Entre les deux puissantes institutions que sont le Parc et l’INAO, les agriculteurs ont bien du mal à faire entendre leur voix, et doivent tout simplement se soumettre aux exigences de leurs écrasants partenaires. La tome et à travers elle le territoire sont en fait l’objet d’un recadrage par l’INAO selon les courants actuellement en vigueur (peu de races, zone réduite), et les agriculteurs n’ont pas vraiment la capacité de proposer autre chose sous peine de voir leur demande d’AOC rejetée.

‘ « Mais la commission AOC nous ont clairement dit que la tendance nationale, c’était pour restreindre. […] C’est pour restreindre les cahiers des charges, pas pour les élargir. Au contraire, tout le monde est en train de resserrer les cahiers des charges. Sur l’alimentation, sur les races sur tout. Et ils ont dit : " vous allez pas maintenant, vous, faire une AOC qui élargit : ça ne marchera pas. Ça ne passera pas au CNPL [comité national des produits laitiers]. Donc je veux dire, on a dit : "il faut faire l'AOC pour qu'elle passe, autrement c'est pas la peine. Donc faire un cahier des charges qui soit accepté au CNPL". Puis après, c'est pas une obligation, une AOC. Si les gens veulent pas y aller, ils iront pas. Après ils feront le choix d'y aller ou de pas y aller. Mais nous, on était bien obligés de faire une AOC qui passe. Donc pareil sur la zone. Il y a un gros débat sur la zone aussi, bien sûr. »’

Ils découvrent à quel point l’AOC est contraignante, emprisonnant la tome dans une définition précise qui rend impossible sa fabrication avec d’autres méthodes que celles stipulées dans le cahier des charges. Ils ont certes émis des normes sur la qualité du produit, et réussi ainsi à se prémunir contre la concurrence industrielle. Mais ils ont du même coup perdu leur capacité d’innovation sur le fromage.
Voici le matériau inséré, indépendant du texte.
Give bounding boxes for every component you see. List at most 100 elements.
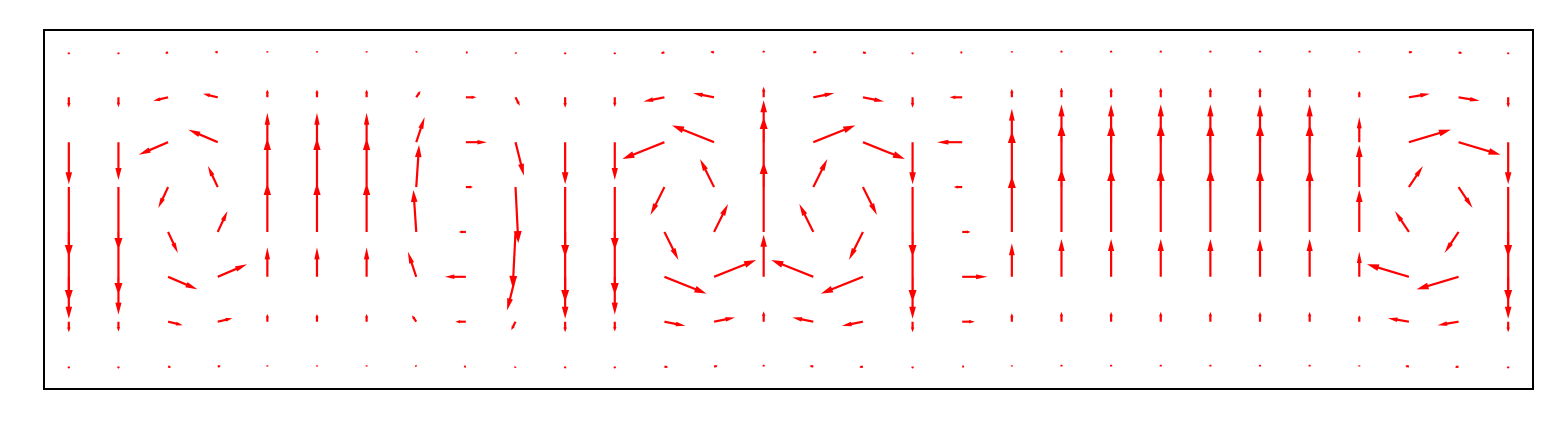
arrow: [862, 141, 905, 159]
arrow: [115, 142, 122, 180]
arrow: [458, 230, 466, 234]
arrow: [1207, 104, 1214, 143]
arrow: [266, 365, 269, 367]
arrow: [962, 274, 988, 280]
arrow: [455, 319, 466, 324]
arrow: [563, 52, 567, 55]
arrow: [1358, 365, 1361, 367]
arrow: [1107, 124, 1116, 188]
arrow: [153, 96, 169, 102]
arrow: [507, 276, 517, 311]
arrow: [613, 97, 617, 108]
arrow: [1504, 231, 1513, 302]
arrow: [407, 251, 418, 278]
arrow: [1109, 364, 1113, 367]
arrow: [643, 96, 665, 102]
arrow: [1408, 129, 1451, 144]
arrow: [263, 138, 271, 188]
arrow: [265, 313, 269, 322]
arrow: [953, 185, 963, 189]
arrow: [313, 138, 321, 188]
arrow: [511, 321, 517, 331]
arrow: [713, 260, 757, 278]
arrow: [1108, 104, 1115, 143]
arrow: [115, 276, 122, 315]
arrow: [1444, 231, 1460, 253]
arrow: [1206, 168, 1215, 232]
arrow: [67, 366, 71, 369]
arrow: [1258, 87, 1262, 98]
arrow: [1305, 168, 1314, 232]
arrow: [700, 159, 716, 188]
arrow: [1058, 239, 1065, 277]
arrow: [167, 365, 171, 369]
arrow: [949, 95, 963, 100]
arrow: [1058, 104, 1065, 143]
arrow: [465, 51, 468, 54]
arrow: [513, 366, 517, 368]
arrow: [1207, 239, 1214, 277]
arrow: [1208, 311, 1213, 322]
arrow: [561, 142, 569, 185]
arrow: [1258, 50, 1262, 53]
arrow: [862, 96, 884, 102]
arrow: [1107, 168, 1116, 232]
arrow: [1256, 124, 1265, 188]
arrow: [759, 161, 768, 232]
arrow: [1258, 311, 1262, 322]
arrow: [203, 93, 218, 99]
arrow: [962, 365, 965, 368]
arrow: [693, 92, 715, 99]
arrow: [1060, 50, 1063, 53]
arrow: [362, 182, 371, 232]
arrow: [165, 51, 169, 55]
arrow: [1356, 116, 1362, 143]
arrow: [663, 231, 679, 260]
arrow: [1208, 87, 1213, 98]
arrow: [415, 91, 421, 98]
arrow: [1057, 124, 1066, 188]
arrow: [514, 51, 518, 54]
arrow: [672, 125, 715, 144]
arrow: [67, 97, 71, 108]
arrow: [365, 313, 369, 322]
arrow: [315, 313, 319, 322]
arrow: [909, 142, 916, 185]
arrow: [1506, 366, 1510, 369]
arrow: [217, 264, 248, 278]
arrow: [1458, 51, 1463, 55]
arrow: [1308, 364, 1311, 367]
arrow: [1059, 87, 1064, 98]
arrow: [1159, 87, 1163, 98]
arrow: [561, 231, 570, 302]
arrow: [962, 319, 975, 324]
arrow: [214, 50, 218, 54]
arrow: [1256, 239, 1264, 277]
arrow: [1306, 104, 1313, 143]
arrow: [760, 234, 767, 277]
arrow: [1504, 187, 1513, 258]
arrow: [114, 231, 123, 295]
arrow: [167, 231, 178, 253]
arrow: [813, 92, 835, 99]
arrow: [812, 159, 828, 188]
arrow: [613, 52, 617, 55]
arrow: [410, 189, 418, 233]
arrow: [465, 185, 473, 189]
arrow: [962, 230, 971, 234]
arrow: [365, 89, 369, 98]
arrow: [362, 138, 371, 188]
arrow: [363, 112, 370, 143]
arrow: [713, 364, 718, 368]
arrow: [1506, 97, 1510, 108]
arrow: [65, 142, 73, 185]
arrow: [1010, 313, 1014, 322]
arrow: [1387, 317, 1410, 323]
arrow: [64, 187, 73, 258]
arrow: [216, 210, 228, 233]
arrow: [263, 182, 271, 232]
arrow: [799, 203, 815, 233]
arrow: [1159, 311, 1163, 322]
arrow: [861, 186, 877, 216]
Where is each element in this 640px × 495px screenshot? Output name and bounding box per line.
Alors que la tome a évolué pendant des centaines d’années suivant en cela l’évolution des savoir-faire de ses producteurs et l’introduction de nouvelles races dans le massif, elle est désormais figée par le cahier des charges.

En obtenant l’AOC, les éleveurs baujus se sont en partie mis à l’abri de la loi du marché. Mais en même temps, ils ont dû se résoudre à accepter ce que certains d'entre eux refusaient jusqu’alors : ils sont en quelque sorte devenus des prestataires de service, rémunérés pour produire et conserver les paysages attendus par les touristes. Si l'imposition de contraintes est toujours plus ou moins mal vécue par les agriculteurs, l'indépendance étant une des notions clés de leur profession, elle l'est d'autant plus lorsqu'ils ont le sentiment que dans le débat visant à définir des normes de production, leur voix n'est pas écoutée.

Notes
196.

Propos cités dans le Dauphiné Libéré du 26 octobre 1996.

197.

La Maurienne, du 18 avril 1997.

198.

Rapport du SITOB, Demande de reconnaissance en Appellation d’Origine Contrôlée pour la Tome des Bauges, 1996, p 32.